Giovanni restò sorpreso ma opportunamente non fece commenti.

“Sono qui perché mia madre è grave, lei forse non è a conoscenza della cosa.”

“In questo posto sono poche le cose degli altri che non conosciamo.” Rispose Hidalgo tranquillo, riprendendo a sorseggiare il suo latte.

Giovanni prese a raccontare tutte le fasi della malattia che sua madre si portava addosso ormai da più di un anno. Poi gli spiegò quello che avevano proposto gli specialisti dell’ospedale in città.

“Io non voglio che muoia.”

“ Quello che vuoi tu non è importante, quello che vuoi tu non conta più di una cacca di mosca!”

Giovanni sgranò gli occhi per lo stupore, mai si sarebbe aspettato una risposta simile. Poi il vecchio riprese a parlare.
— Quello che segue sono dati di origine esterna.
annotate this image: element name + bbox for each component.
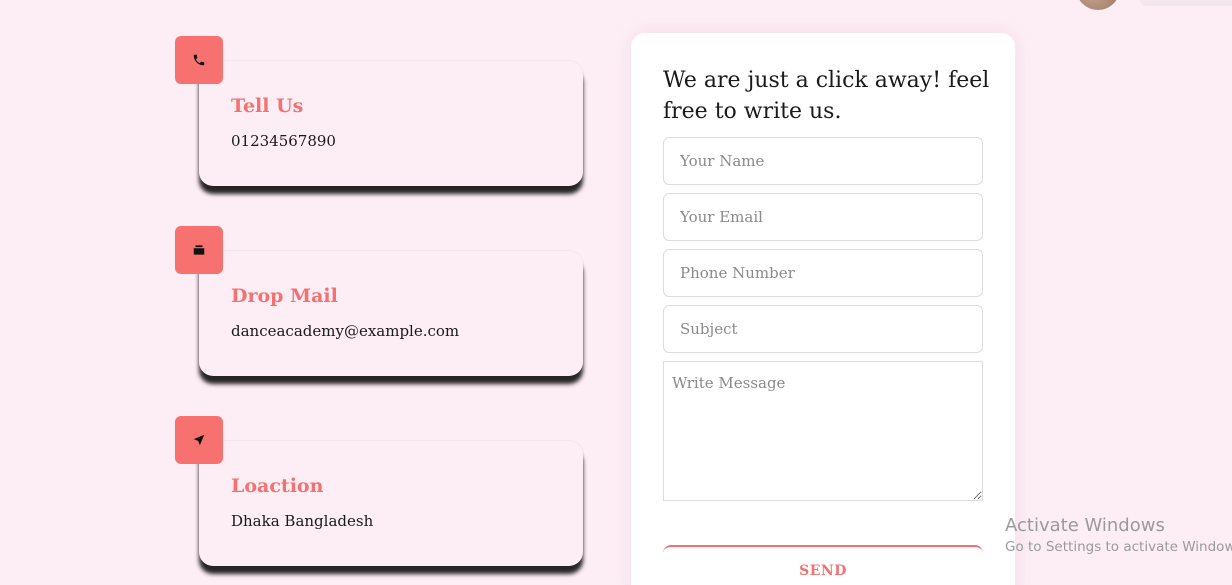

“ Vedi, quello che è importante è la volontà della persona interessata. Gli esseri viventi non possono tollerare, sentono come un’aberrazione, lo stato di malattia. Il corpo fa di tutto pur di liberarsene, finché non ci riesce, mettendo in campo qualunque strategia, utilizzando ogni risorsa. E per liberarsi da una malattia, per quanto grave, ci sono solo due modi: guarire o morire.”

Giovanni ora era atterrito dall’affermazione del portoghese.

“Sì, ma io non voglio, non accetto che mia madre morirà…”

“Quello che tu vuoi, che tu sei in grado o meno di accettare è un problema tuo, che ti suggerisco di affrontare prima e meglio possibile, non suo. Che tu accetti o no non cambierà le cose. Fai in modo di lavorare su te stesso e provvedi a che lei non debba soffrire più del necessario e che il suo ultimo tempo su questa terra sia sereno e agevole.”

“Come?”

“Come non posso dirtelo io, ognuno trova il suo modo. Qualcuno studia, altri parlano con specialisti, chi prega. Tutto quello che ti occorre per vivere nella maniera migliore ogni fase della vita, è ben accetto.”

Hidalgo si mise in piedi.

Giovanni capì che quello era un commiato.

Mentre salutava e usciva dalla casa del portoghese, per non ritornarvi più, era stato pervaso da una sensazione che subito aveva scambiato per delusione.

Questo sarebbe l’uomo che sa tutte le cose? Non mi ha detto molto, anzi non mi ha nemmeno saputo dire se mia madre ce la farà…

Poi la sera ebbe modo di riflettere.

E capì che non era quello il punto.

Avrebbe trovato la forza, da qualche parte avrebbe trovato il coraggio e, grazie alle parole di Hidalgo, avrebbe provato a essere un buon sostegno per la madre malata.

Nessuno poteva sapere tutte le cose. Nemmeno un vecchio portoghese.

Dopo qualche tempo la madre di Giovanni ci lasciò. Qualcuno mi disse che negli ultimi mesi la donna ebbe molte occasioni per sorridere e a volte rise di gusto.

Il mio amico aveva trovato il modo.

Forse il vecchio portoghese non sapeva tutte le cose, ma molto sì.